Acupuncture and Placebo
In 1995, the World Health Organization (WHO) "Guidelines for Clinical Research on Acupuncture" stipulated three criteria for good acupuncture studies: validity, reliability, and statistical significance.
Since then, double-blind randomized controlled trials (RCTs) have become the gold standard for testing the efficacy of acupuncture in clinical research.
Almost two decades later, well-designed RCTs with an appropriate control group are still needed to evaluate the efficacy of acupuncture – as the ongoing debate about the therapeutic effects of acupuncture for some diseases shows.
The need for an appropriate control group is caused by the fact that so far most trials have used placebo as a control group, leading to the so-called "placebo effect". This phenomenon can affect the study efficacy results, causing the lack of statistical significance between the test treatment and the placebo. Placebo-controlled trials can show high rates of placebo response, especially in conditions with subjective outcomes. Nevertheless the positive response to placebo does not mean that placebo caused the response. This is because the apparent placebo response may result from many factors, such as the use of an improper placebo, symptom fluctuation/spontaneous remission or patients' expectation that can play a powerful role per se in the "placebo effect".
The real challenge to minimize the "placebo effect" in acupuncture RCTs is determining the proper placebo. This should be both physiologically inert and indistinguishable from the active treatment in order to achieve a high level of scientific validity.

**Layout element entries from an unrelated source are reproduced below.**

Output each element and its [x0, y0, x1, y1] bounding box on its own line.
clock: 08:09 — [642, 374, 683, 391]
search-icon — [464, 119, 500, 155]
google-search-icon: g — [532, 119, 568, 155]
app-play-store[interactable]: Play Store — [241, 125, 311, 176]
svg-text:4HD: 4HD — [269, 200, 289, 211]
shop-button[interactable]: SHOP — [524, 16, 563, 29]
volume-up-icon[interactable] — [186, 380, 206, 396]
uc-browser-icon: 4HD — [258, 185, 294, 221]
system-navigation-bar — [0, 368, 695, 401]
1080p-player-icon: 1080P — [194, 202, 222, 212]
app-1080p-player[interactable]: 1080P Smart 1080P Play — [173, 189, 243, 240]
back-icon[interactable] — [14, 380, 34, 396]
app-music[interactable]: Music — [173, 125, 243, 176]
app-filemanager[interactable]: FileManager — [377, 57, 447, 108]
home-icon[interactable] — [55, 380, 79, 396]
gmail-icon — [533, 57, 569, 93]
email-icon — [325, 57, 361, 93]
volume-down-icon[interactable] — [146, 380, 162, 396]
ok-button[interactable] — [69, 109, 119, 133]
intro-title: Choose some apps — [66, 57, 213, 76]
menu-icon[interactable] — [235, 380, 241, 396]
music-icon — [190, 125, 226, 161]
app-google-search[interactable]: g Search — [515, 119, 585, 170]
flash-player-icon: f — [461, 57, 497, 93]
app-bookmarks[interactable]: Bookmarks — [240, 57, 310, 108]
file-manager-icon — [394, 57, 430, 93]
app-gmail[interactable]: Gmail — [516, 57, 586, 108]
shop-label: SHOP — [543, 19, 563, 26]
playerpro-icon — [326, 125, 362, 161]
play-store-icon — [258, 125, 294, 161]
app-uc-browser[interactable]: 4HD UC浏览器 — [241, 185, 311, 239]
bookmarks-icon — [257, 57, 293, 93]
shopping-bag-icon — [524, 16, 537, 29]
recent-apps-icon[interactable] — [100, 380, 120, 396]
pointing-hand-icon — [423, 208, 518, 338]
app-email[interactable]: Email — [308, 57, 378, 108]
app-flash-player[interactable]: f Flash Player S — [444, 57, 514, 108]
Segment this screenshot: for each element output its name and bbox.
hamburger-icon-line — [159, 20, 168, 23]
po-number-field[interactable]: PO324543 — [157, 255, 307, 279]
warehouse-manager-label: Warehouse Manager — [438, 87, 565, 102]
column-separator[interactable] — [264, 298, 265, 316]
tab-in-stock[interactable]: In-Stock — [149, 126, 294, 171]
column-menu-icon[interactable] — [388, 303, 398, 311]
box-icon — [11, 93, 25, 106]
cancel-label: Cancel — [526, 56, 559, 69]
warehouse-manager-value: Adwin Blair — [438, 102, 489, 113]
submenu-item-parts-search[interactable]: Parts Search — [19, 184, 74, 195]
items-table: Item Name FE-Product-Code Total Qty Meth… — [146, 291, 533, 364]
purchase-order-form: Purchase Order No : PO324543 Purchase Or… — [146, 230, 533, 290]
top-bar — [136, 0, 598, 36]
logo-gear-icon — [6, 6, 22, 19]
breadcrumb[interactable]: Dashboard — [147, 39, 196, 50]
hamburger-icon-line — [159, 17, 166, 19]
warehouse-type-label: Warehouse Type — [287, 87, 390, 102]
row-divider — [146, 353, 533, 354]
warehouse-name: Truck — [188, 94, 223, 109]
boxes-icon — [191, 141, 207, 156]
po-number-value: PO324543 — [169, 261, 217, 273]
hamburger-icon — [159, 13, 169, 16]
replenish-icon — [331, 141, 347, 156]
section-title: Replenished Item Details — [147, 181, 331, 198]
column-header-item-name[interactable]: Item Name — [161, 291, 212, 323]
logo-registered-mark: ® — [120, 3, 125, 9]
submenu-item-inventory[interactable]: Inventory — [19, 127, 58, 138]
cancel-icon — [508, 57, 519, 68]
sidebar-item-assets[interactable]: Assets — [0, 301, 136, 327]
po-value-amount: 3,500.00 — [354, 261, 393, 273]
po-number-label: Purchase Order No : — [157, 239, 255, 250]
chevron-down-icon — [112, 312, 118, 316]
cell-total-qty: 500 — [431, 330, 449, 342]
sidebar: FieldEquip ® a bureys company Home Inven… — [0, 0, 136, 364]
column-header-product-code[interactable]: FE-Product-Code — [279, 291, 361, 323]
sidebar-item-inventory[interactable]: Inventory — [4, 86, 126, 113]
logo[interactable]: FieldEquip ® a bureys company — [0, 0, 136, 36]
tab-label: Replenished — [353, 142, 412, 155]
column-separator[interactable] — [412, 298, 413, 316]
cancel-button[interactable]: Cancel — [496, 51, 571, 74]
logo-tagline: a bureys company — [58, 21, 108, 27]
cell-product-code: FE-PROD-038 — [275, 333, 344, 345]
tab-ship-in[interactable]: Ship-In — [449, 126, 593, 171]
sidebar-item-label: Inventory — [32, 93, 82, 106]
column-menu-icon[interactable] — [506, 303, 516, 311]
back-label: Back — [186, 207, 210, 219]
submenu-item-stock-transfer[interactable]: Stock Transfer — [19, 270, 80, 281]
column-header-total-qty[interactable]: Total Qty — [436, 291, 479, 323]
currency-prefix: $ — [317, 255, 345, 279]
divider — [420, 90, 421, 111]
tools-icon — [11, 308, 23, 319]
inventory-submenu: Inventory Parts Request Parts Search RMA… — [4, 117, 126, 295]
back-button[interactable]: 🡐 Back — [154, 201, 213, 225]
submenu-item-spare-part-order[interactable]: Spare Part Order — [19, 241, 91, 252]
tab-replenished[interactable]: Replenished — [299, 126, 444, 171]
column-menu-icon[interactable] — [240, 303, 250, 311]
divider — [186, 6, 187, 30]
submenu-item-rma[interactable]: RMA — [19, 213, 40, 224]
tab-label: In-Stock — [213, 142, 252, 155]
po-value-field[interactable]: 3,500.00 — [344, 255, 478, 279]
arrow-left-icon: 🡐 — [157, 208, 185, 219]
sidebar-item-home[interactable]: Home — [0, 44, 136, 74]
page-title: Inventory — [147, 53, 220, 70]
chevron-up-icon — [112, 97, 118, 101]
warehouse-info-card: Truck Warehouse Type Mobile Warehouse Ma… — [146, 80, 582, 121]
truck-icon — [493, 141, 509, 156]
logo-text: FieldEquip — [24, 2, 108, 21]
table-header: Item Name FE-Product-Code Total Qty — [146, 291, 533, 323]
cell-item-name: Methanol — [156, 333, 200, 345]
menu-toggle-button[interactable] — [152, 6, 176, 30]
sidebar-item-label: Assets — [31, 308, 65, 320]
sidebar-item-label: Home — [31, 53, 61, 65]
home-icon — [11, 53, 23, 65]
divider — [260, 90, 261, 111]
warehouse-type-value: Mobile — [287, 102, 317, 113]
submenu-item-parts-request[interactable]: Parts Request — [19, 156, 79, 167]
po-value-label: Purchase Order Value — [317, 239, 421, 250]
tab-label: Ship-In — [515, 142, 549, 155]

So far experimental clinical data on acupuncture have shown contradictory results when using a control group. In some studies verum and placebo acupuncture treatments were both better than no-treatment while in other studies verum acupuncture was significantly more effective than placebo acupuncture or there was no clear demonstration of the superiority of verum acupuncture efficacy over placebo treatment.
Based on these considerations, before designing any further RCT, clinical acupuncturist researchers should ask themselves if it is really possible to minimize the "placebo effect" in acupuncture clinical studies and - if so - what kind of placebo can be considered the most indistinguishable and inert.